The second is baseball, “the great American pastime” that is growing in popularity around the world. Why? One night I caught “Million Dollar Arm,” a film inspired by the true story of a contest in which baseball scouts tried to find and train the best throwing talent in India. (Two javelin throwers scored minor league contracts.)  While following my favorite pro teams, the Dodgers and Angels, I also checked Facebook for updates on the Hanoi Capitals under-12 youth team, which (I’m told) exhibited great heart playing to a 0-5 record at a regional tournament in the Philippines. And which sport, I wonder, truly deserves to be called “the beautiful game.”

Perhaps it’s presumptuous of me, a baseball-loving, baseball-playing, baseball-coaching American, to explain what’s wrong with soccer – well, if you insist, futbol. But I suspect even the most ardent futbol fans sense the weaknesses of their beloved sport.

For starters, there’s the flopping. Slow-motion replays often reveal the players to be thespians who fake violent collisions and injuries to try to draw penalties against opponents. Do fans really approve? This may be good gamesmanship, but it’s bogus sportsmanship. I’m convinced that it was the Europeans, steeped in their style of football, who brought the art of flopping to professional basketball.

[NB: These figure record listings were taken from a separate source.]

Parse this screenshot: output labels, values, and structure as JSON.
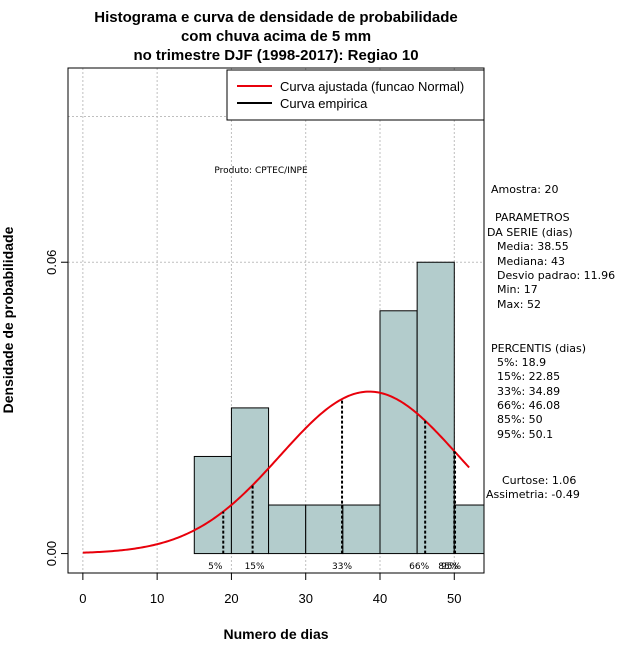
{
  "chart_data": {
    "type": "bar",
    "title": [
      "Histograma e curva de densidade de probabilidade",
      "com chuva acima de 5 mm",
      "no trimestre DJF (1998-2017): Regiao 10"
    ],
    "xlabel": "Numero de dias",
    "ylabel": "Densidade de probabilidade",
    "xlim": [
      -2,
      54
    ],
    "ylim": [
      -0.004,
      0.1
    ],
    "x_ticks": [
      0,
      10,
      20,
      30,
      40,
      50
    ],
    "y_ticks": [
      0.0,
      0.06
    ],
    "y_tick_labels": [
      "0.00",
      "0.06"
    ],
    "grid_x": [
      0,
      10,
      20,
      30,
      40,
      50
    ],
    "grid_y": [
      0.06,
      0.09
    ],
    "bins": [
      {
        "start": 15,
        "end": 20,
        "density": 0.02
      },
      {
        "start": 20,
        "end": 25,
        "density": 0.03
      },
      {
        "start": 25,
        "end": 30,
        "density": 0.01
      },
      {
        "start": 30,
        "end": 35,
        "density": 0.01
      },
      {
        "start": 35,
        "end": 40,
        "density": 0.01
      },
      {
        "start": 40,
        "end": 45,
        "density": 0.05
      },
      {
        "start": 45,
        "end": 50,
        "density": 0.06
      },
      {
        "start": 50,
        "end": 55,
        "density": 0.01
      }
    ],
    "normal_fit": {
      "mean": 38.55,
      "sd": 11.96,
      "x_from": 0,
      "x_to": 52
    },
    "percentile_markers": [
      {
        "label": "5%",
        "x": 18.9
      },
      {
        "label": "15%",
        "x": 22.85
      },
      {
        "label": "33%",
        "x": 34.89
      },
      {
        "label": "66%",
        "x": 46.08
      },
      {
        "label": "85%",
        "x": 50
      },
      {
        "label": "95%",
        "x": 50.1
      }
    ],
    "legend": [
      {
        "label": "Curva ajustada (funcao Normal)",
        "color": "#e8000b"
      },
      {
        "label": "Curva empirica",
        "color": "#000000"
      }
    ],
    "legend_position": "top-right",
    "credit": "Produto: CPTEC/INPE",
    "colors": {
      "bar_fill": "#b3cccc",
      "curve": "#e8000b",
      "grid": "#bfbfbf"
    }
  },
  "stats_panel": {
    "sample": "Amostra: 20",
    "params_header": [
      "PARAMETROS",
      "DA SERIE (dias)"
    ],
    "params": [
      "Media: 38.55",
      "Mediana: 43",
      "Desvio padrao: 11.96",
      "Min: 17",
      "Max: 52"
    ],
    "percentis_header": "PERCENTIS (dias)",
    "percentis": [
      "5%: 18.9",
      "15%: 22.85",
      "33%: 34.89",
      "66%: 46.08",
      "85%: 50",
      "95%: 50.1"
    ],
    "shape": [
      "Curtose: 1.06",
      "Assimetria: -0.49"
    ]
  }
}
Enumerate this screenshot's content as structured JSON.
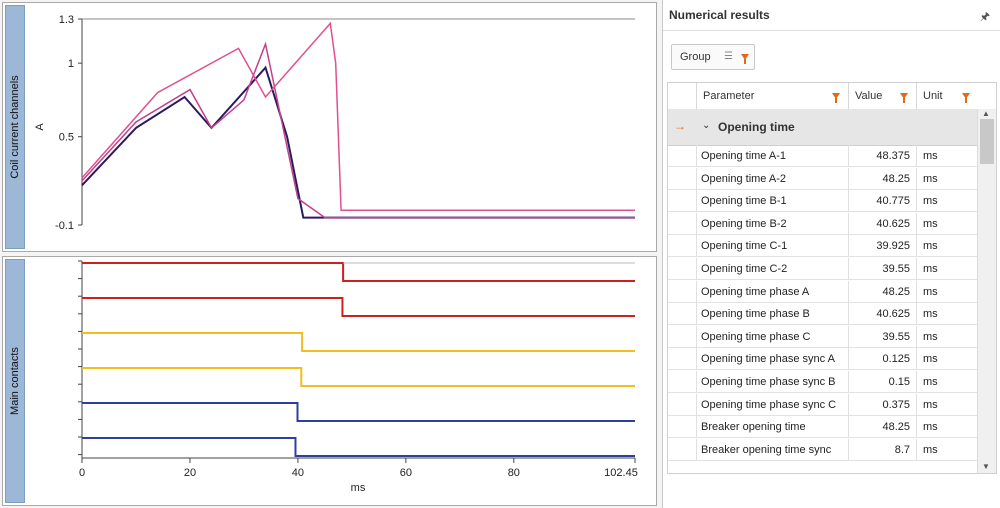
{
  "left": {
    "coil_panel": {
      "title": "Coil current channels",
      "y_unit": "A",
      "y_ticks": [
        "1.3",
        "1",
        "0.5",
        "-0.1"
      ]
    },
    "contacts_panel": {
      "title": "Main contacts",
      "x_ticks": [
        "0",
        "20",
        "40",
        "60",
        "80",
        "102.45"
      ],
      "x_label": "ms"
    }
  },
  "chart_data": [
    {
      "type": "line",
      "title": "Coil current channels",
      "ylabel": "A",
      "ylim": [
        -0.1,
        1.3
      ],
      "xlim": [
        0,
        102.45
      ],
      "series": [
        {
          "color": "#2b1a5e",
          "x": [
            0,
            10,
            19,
            24,
            34,
            38,
            41,
            43,
            102.45
          ],
          "y": [
            0.17,
            0.56,
            0.77,
            0.56,
            0.97,
            0.5,
            -0.05,
            -0.05,
            -0.05
          ]
        },
        {
          "color": "#c4408a",
          "x": [
            0,
            10,
            20,
            24,
            30,
            34,
            40,
            45,
            102.45
          ],
          "y": [
            0.2,
            0.6,
            0.82,
            0.56,
            0.75,
            1.13,
            0.08,
            -0.05,
            -0.05
          ]
        },
        {
          "color": "#e0508e",
          "x": [
            0,
            14,
            29,
            34,
            46,
            47,
            48,
            102.45
          ],
          "y": [
            0.22,
            0.8,
            1.1,
            0.77,
            1.27,
            1.0,
            0.0,
            0.0
          ]
        }
      ]
    },
    {
      "type": "line",
      "title": "Main contacts",
      "xlabel": "ms",
      "xlim": [
        0,
        102.45
      ],
      "series": [
        {
          "color": "#cc1f1f",
          "switch_ms": 48.375
        },
        {
          "color": "#cc1f1f",
          "switch_ms": 48.25
        },
        {
          "color": "#f2bd1d",
          "switch_ms": 40.775
        },
        {
          "color": "#f2bd1d",
          "switch_ms": 40.625
        },
        {
          "color": "#2e3f9c",
          "switch_ms": 39.925
        },
        {
          "color": "#2e3f9c",
          "switch_ms": 39.55
        }
      ]
    }
  ],
  "results": {
    "title": "Numerical results",
    "pin_icon": "pin-icon",
    "group_label": "Group",
    "columns": [
      "Parameter",
      "Value",
      "Unit"
    ],
    "group_title": "Opening time",
    "rows": [
      {
        "parameter": "Opening time A-1",
        "value": "48.375",
        "unit": "ms"
      },
      {
        "parameter": "Opening time A-2",
        "value": "48.25",
        "unit": "ms"
      },
      {
        "parameter": "Opening time B-1",
        "value": "40.775",
        "unit": "ms"
      },
      {
        "parameter": "Opening time B-2",
        "value": "40.625",
        "unit": "ms"
      },
      {
        "parameter": "Opening time C-1",
        "value": "39.925",
        "unit": "ms"
      },
      {
        "parameter": "Opening time C-2",
        "value": "39.55",
        "unit": "ms"
      },
      {
        "parameter": "Opening time phase A",
        "value": "48.25",
        "unit": "ms"
      },
      {
        "parameter": "Opening time phase B",
        "value": "40.625",
        "unit": "ms"
      },
      {
        "parameter": "Opening time phase C",
        "value": "39.55",
        "unit": "ms"
      },
      {
        "parameter": "Opening time phase sync A",
        "value": "0.125",
        "unit": "ms"
      },
      {
        "parameter": "Opening time phase sync B",
        "value": "0.15",
        "unit": "ms"
      },
      {
        "parameter": "Opening time phase sync C",
        "value": "0.375",
        "unit": "ms"
      },
      {
        "parameter": "Breaker opening time",
        "value": "48.25",
        "unit": "ms"
      },
      {
        "parameter": "Breaker opening time sync",
        "value": "8.7",
        "unit": "ms"
      }
    ]
  }
}
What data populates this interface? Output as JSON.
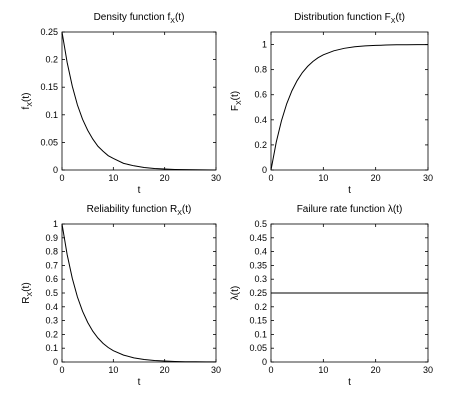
{
  "chart_data": [
    {
      "type": "line",
      "title": "Density function f",
      "title_sub": "X",
      "title_suffix": "(t)",
      "xlabel": "t",
      "ylabel": "f",
      "ylabel_sub": "X",
      "ylabel_suffix": "(t)",
      "xlim": [
        0,
        30
      ],
      "ylim": [
        0,
        0.25
      ],
      "xticks": [
        "0",
        "10",
        "20",
        "30"
      ],
      "yticks": [
        "0",
        "0.05",
        "0.1",
        "0.15",
        "0.2",
        "0.25"
      ],
      "x": [
        0,
        1,
        2,
        3,
        4,
        5,
        6,
        7,
        8,
        9,
        10,
        12,
        14,
        16,
        18,
        20,
        22,
        24,
        26,
        28,
        30
      ],
      "values": [
        0.25,
        0.195,
        0.152,
        0.118,
        0.092,
        0.072,
        0.056,
        0.043,
        0.034,
        0.026,
        0.021,
        0.012,
        0.0076,
        0.0046,
        0.0028,
        0.0017,
        0.001,
        0.0006,
        0.0004,
        0.0002,
        0.0001
      ],
      "grid": false
    },
    {
      "type": "line",
      "title": "Distribution function F",
      "title_sub": "X",
      "title_suffix": "(t)",
      "xlabel": "t",
      "ylabel": "F",
      "ylabel_sub": "X",
      "ylabel_suffix": "(t)",
      "xlim": [
        0,
        30
      ],
      "ylim": [
        0,
        1.1
      ],
      "xticks": [
        "0",
        "10",
        "20",
        "30"
      ],
      "yticks": [
        "0",
        "0.2",
        "0.4",
        "0.6",
        "0.8",
        "1"
      ],
      "x": [
        0,
        1,
        2,
        3,
        4,
        5,
        6,
        7,
        8,
        9,
        10,
        12,
        14,
        16,
        18,
        20,
        22,
        24,
        26,
        28,
        30
      ],
      "values": [
        0,
        0.221,
        0.393,
        0.528,
        0.632,
        0.713,
        0.777,
        0.826,
        0.865,
        0.895,
        0.918,
        0.95,
        0.97,
        0.982,
        0.989,
        0.993,
        0.996,
        0.998,
        0.998,
        0.999,
        0.999
      ],
      "grid": false
    },
    {
      "type": "line",
      "title": "Reliability function R",
      "title_sub": "X",
      "title_suffix": "(t)",
      "xlabel": "t",
      "ylabel": "R",
      "ylabel_sub": "X",
      "ylabel_suffix": "(t)",
      "xlim": [
        0,
        30
      ],
      "ylim": [
        0,
        1
      ],
      "xticks": [
        "0",
        "10",
        "20",
        "30"
      ],
      "yticks": [
        "0",
        "0.1",
        "0.2",
        "0.3",
        "0.4",
        "0.5",
        "0.6",
        "0.7",
        "0.8",
        "0.9",
        "1"
      ],
      "x": [
        0,
        1,
        2,
        3,
        4,
        5,
        6,
        7,
        8,
        9,
        10,
        12,
        14,
        16,
        18,
        20,
        22,
        24,
        26,
        28,
        30
      ],
      "values": [
        1,
        0.779,
        0.607,
        0.472,
        0.368,
        0.287,
        0.223,
        0.174,
        0.135,
        0.105,
        0.082,
        0.05,
        0.03,
        0.018,
        0.011,
        0.007,
        0.004,
        0.002,
        0.0015,
        0.0009,
        0.0006
      ],
      "grid": false
    },
    {
      "type": "line",
      "title": "Failure rate function λ(t)",
      "title_sub": "",
      "title_suffix": "",
      "xlabel": "t",
      "ylabel": "λ(t)",
      "ylabel_sub": "",
      "ylabel_suffix": "",
      "xlim": [
        0,
        30
      ],
      "ylim": [
        0,
        0.5
      ],
      "xticks": [
        "0",
        "10",
        "20",
        "30"
      ],
      "yticks": [
        "0",
        "0.05",
        "0.1",
        "0.15",
        "0.2",
        "0.25",
        "0.3",
        "0.35",
        "0.4",
        "0.45",
        "0.5"
      ],
      "x": [
        0,
        30
      ],
      "values": [
        0.25,
        0.25
      ],
      "grid": false
    }
  ]
}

But that isn’t futbol’s greatest flaw. Nope, it’s great flaw is the acceptance of games that end in either a tie or a tiebreaker that demeans the arduous contest.

Nobody likes ties. On a philosophical level, I can appreciate how a sport, like life, might provide the anticlimax of a stalemate. But we Americans have a saying: “A tie is like kissing your sister.” Ugh, a great sport should inspire passion.  

Now, as every futbol fan knows, the 0-0 or 1-1 contest in single-elimination rounds is resolved with a series of mano-a-mano duels between a striker and goalie. These duels are artificial; in baseball, the duel between a pitcher and batter is an intrinsic element of the game.  Football’s tiebreakers are dramatic – but it’s not the best possible climax.

Why, this American wonders, don’t they just play until one team finally scores the game-winner? We call this “sudden victory” in American football. If they’re worried the game will drag on too long, why not simply widen the goals by a couple of meters for overtime? Scoring would be that much easier. This would add more beauty – literally a timeless aesthetic – to the game.

The great beauty of baseball, after all, is it’s timeless quality. Unlike both kinds of football, basketball and hockey, there is no clock in baseball but rather a set number of “outs” and “innings” allotted to each team –three outs per inning, and nine innings in a professional game. In sports that run on a clock, a game can essentially be “over” long before time runs out if one team compiles a substantial lead. But in baseball, as the saying goes, “It ain’t over ‘til it’s over.” The point emphasizes the possibility of dramatic comebacks because there is no clock. Nor is there a bogus “tiebreaker”: teams keep playing in the overtime of “extra innings,” as many as it takes, until somebody finally prevails.

Baseball fans would not want a tie resolved by, say, a home-run hitting contest.

After moving to Hanoi in late 2010, I was a bit taken aback by how European teams like Arsenal and Manchester United were showcased in the sports sections of Vietnamese newspapers. The Vietnamese love the sport though they know it may be decades  before their national team can compete with the world’s best. As I write these words, the World Cup has come down to its four finalists: Germany, the Netherlands, Brazil, and Argentina. Two teams from Europe, two from Latin America. Which team, I wonder, do the Vietnamese favor? A colleague suggested that the Vietnamese fans may be divided by their personal preferences – but that all would be rooting for good games.

Such games, I assume, would be free of flopping. And shouldn’t the victor be decided by an honest-to-goodness goal?